FT.com / Investor's notebook - Why sovereign bond yields will explode: [C]urrent bond yields and the increasing insolvency of our rulers are the biggest disconnect in financial markets today. This comes from two factors: quantitative easing by central banks and the collapse of credit demand by the private sector. Neither are permanent features of the economic landscape....
The Japanese “miracle” of the 1990s cannot be repeated in the US, the UK or even in Japan this time. The US and the UK will still have very low domestic savings rates with government debt heading towards 100 per cent of GDP.... [B]oth the US and the UK are heavily dependent on foreigners for financing that debt. So Treasury and gilt yields will rise sharply and the dollar and the pound will slide....
As the US, UK and Japan will be trying to borrow the same buck in international markets, bond yields will rise when QE stops and there is an even modest recovery in credit demand from the private sector. That alone is enough to prevent the development of a new credit bubble similar to those that have been economic drivers for nearly two decades. All credit bubbles rely on underpriced capital being in oversupply relative to the fundamental needs of an economy. Given the huge demand for capital by increasingly insolvent governments, those conditions won’t exist.
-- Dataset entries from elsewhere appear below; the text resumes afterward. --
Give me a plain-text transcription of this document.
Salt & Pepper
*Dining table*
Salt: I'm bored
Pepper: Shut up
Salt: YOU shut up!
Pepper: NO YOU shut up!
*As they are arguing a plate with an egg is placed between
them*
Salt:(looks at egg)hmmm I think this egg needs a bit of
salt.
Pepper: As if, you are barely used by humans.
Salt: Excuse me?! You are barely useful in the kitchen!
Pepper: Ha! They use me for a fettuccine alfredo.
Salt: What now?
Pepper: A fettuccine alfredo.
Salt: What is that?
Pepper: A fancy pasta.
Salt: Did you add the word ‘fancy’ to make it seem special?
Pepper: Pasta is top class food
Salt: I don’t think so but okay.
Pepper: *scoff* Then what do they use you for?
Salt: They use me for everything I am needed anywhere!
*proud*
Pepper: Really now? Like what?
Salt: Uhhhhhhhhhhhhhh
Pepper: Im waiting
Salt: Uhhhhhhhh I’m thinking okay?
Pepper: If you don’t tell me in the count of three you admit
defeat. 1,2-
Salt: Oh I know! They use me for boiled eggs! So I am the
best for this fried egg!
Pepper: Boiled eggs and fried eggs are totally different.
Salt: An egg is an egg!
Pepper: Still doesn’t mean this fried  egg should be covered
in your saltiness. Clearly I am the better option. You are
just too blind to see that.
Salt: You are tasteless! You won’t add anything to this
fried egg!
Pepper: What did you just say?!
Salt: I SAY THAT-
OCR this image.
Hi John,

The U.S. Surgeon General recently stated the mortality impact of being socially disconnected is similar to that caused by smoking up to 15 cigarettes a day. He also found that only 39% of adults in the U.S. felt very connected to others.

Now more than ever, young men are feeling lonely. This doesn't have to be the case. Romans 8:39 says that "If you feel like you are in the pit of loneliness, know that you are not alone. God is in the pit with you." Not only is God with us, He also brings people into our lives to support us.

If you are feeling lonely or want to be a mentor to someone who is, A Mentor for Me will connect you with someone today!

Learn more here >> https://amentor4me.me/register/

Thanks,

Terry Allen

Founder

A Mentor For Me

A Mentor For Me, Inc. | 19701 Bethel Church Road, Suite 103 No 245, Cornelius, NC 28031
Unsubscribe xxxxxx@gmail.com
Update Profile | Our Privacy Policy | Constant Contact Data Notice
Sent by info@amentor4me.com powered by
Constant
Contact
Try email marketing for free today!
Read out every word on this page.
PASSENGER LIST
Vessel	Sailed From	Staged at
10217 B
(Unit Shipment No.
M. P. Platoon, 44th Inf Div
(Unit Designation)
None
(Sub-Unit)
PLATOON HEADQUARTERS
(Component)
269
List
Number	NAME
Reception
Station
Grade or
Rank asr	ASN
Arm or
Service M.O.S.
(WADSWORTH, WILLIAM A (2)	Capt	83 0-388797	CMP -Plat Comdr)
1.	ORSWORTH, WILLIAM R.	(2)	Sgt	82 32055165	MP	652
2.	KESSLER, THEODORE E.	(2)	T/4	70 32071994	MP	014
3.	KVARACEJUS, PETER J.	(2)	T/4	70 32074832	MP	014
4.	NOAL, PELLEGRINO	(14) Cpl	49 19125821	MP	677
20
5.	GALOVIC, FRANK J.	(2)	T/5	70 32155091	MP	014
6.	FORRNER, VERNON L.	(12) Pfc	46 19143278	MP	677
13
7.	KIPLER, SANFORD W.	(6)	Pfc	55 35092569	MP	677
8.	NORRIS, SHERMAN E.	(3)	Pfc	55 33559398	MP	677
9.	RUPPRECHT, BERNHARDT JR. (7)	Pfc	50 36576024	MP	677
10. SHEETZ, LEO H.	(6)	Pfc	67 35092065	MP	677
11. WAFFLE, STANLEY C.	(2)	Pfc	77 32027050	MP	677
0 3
When will the bond bubble burst?... [Q]uantitative easing programmes will have to end sooner or later; and eventually the private sector will start to borrow again. Then yields on government debt will start to rise, back towards at least the average level of the 1990s and perhaps even higher as inflation expectations gain hold. That will end today’s bubble in bond markets and very probably in equity markets too, as these feed on the same source of liquidity and are priced off bond markets by the addition of a risk premium.... The danger for the real economy is not that the return to a normalised monetary policy takes place but that it does so too late. Too late would mean that the fall in asset prices has to be so large that it skittles economic recovery.